La lluvia en Sevilla

Las calles meadas

No tener donde orinar no es responsabilidad de la gente, sino de los servicios municipales

De vuelta al barrio la noche del Viernes Santo, me encuentro en el Arenal con la Virgen del Patrocinio. La noche está abierta, la calle oscurita y sin mucha gente, la brisa deliciosa, y mi ánimo íntimo a la vez que en contacto con lo de afuera. Así que me detengo a ver pasar el palio. No sé qué sones sonarían ni cómo la mecerían ni qué dulce vino había probado, pero la sensación más agradable que conservo de aquel momento fue un aroma buenísimo, una sinestesia olfativa de las gordas. El olor de santidad y la osmogenesia tienen que cantar más o menos así. El cielo debe de oler un poquito a talco, no me pregunten por qué. Al menos esa recreación momentánea de la gloria olía como a talco y a flores armónicas de muchos tipos que trasminaban su aroma ayudadas por un leve rastro a incienso.
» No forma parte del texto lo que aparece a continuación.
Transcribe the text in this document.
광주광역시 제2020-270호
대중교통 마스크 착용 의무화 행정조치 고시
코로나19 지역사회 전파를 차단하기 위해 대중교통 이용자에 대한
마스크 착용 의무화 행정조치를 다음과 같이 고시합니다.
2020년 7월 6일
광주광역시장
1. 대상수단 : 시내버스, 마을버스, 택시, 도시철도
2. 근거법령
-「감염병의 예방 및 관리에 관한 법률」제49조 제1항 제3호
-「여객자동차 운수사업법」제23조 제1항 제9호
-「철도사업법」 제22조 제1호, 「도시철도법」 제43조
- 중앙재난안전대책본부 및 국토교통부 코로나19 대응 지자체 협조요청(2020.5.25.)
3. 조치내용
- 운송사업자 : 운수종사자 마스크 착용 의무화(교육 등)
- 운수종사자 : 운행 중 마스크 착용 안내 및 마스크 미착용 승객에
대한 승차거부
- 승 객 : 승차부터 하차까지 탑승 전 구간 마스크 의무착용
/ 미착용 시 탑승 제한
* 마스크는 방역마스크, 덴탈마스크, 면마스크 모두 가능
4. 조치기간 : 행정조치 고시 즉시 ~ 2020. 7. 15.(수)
El contraste con la pestilencia más absoluta no tardó en llegar. Fue atrochar por las callejuelas para adelantar a la comitiva por ver si llegaba antes que El Cachorro al balcón de un amigo de la calle Castilla, cuando recibí la enésima patada en las narices de la noche. Por las calles aledañas a los itinerarios procesionales no se podía ni pasar, del puro hedor. (Y en Semana Santa no hay ninguna otra manera posible de llegar a ningún sitio si no es por la calle de atrás, por todas las calles de atrás habidas y por haber. Eso, o dar un rodeo histórico por la ronda). Horas antes, a la caída de la tarde caliente, por González Abreu los vapores úricos se alzaban del pavimento para mezclarse los unos con los otros y taladrar las fosas nasales, en un pestazo intenso y eterno. No se trataba de un tufo que se va tan de repente como vino. Era un olor persistente de mil meados de mil demonios sedimentados en distintos estratos de distintos momentos de la Madrugá.

En algún momento habrá que orinar, me dirán ustedes, y en la Madrugá no hay bar que valga. También tendremos derecho a orinar las señoras, responderé. Que también tenemos vejiga y más reparo que muchos hombres a la hora de soltar las aguas menores en puertas ajenas. Que aún hay demasiados hombres que se echan a un lado para abrirse la bragueta y desaguar en plena calle no hay duda, pero, en este caso, no tener donde hacer esa necesidad no es responsabilidad de la gente, sino de los servicios municipales. No puede ser que un evento de la magnitud de nuestra Semana Santa, que concentra tal número de almas y uretras, no disponga de un plan para poder resolver esta cuestión con el mínimo decoro. Los urinarios de los bares no pueden ser la solución, ni tampoco la hospitalidad del vecindario. Las experiencias sensoriales para el recuerdo de la semana grande de Sevilla debieran ser como la de la Virgen del Patrocinio oliendo a lo que huelen las espaldas aladas de los ángeles rubitos. Y no esta otra de atravesar, al borde del vómito, las calles infectas de meados.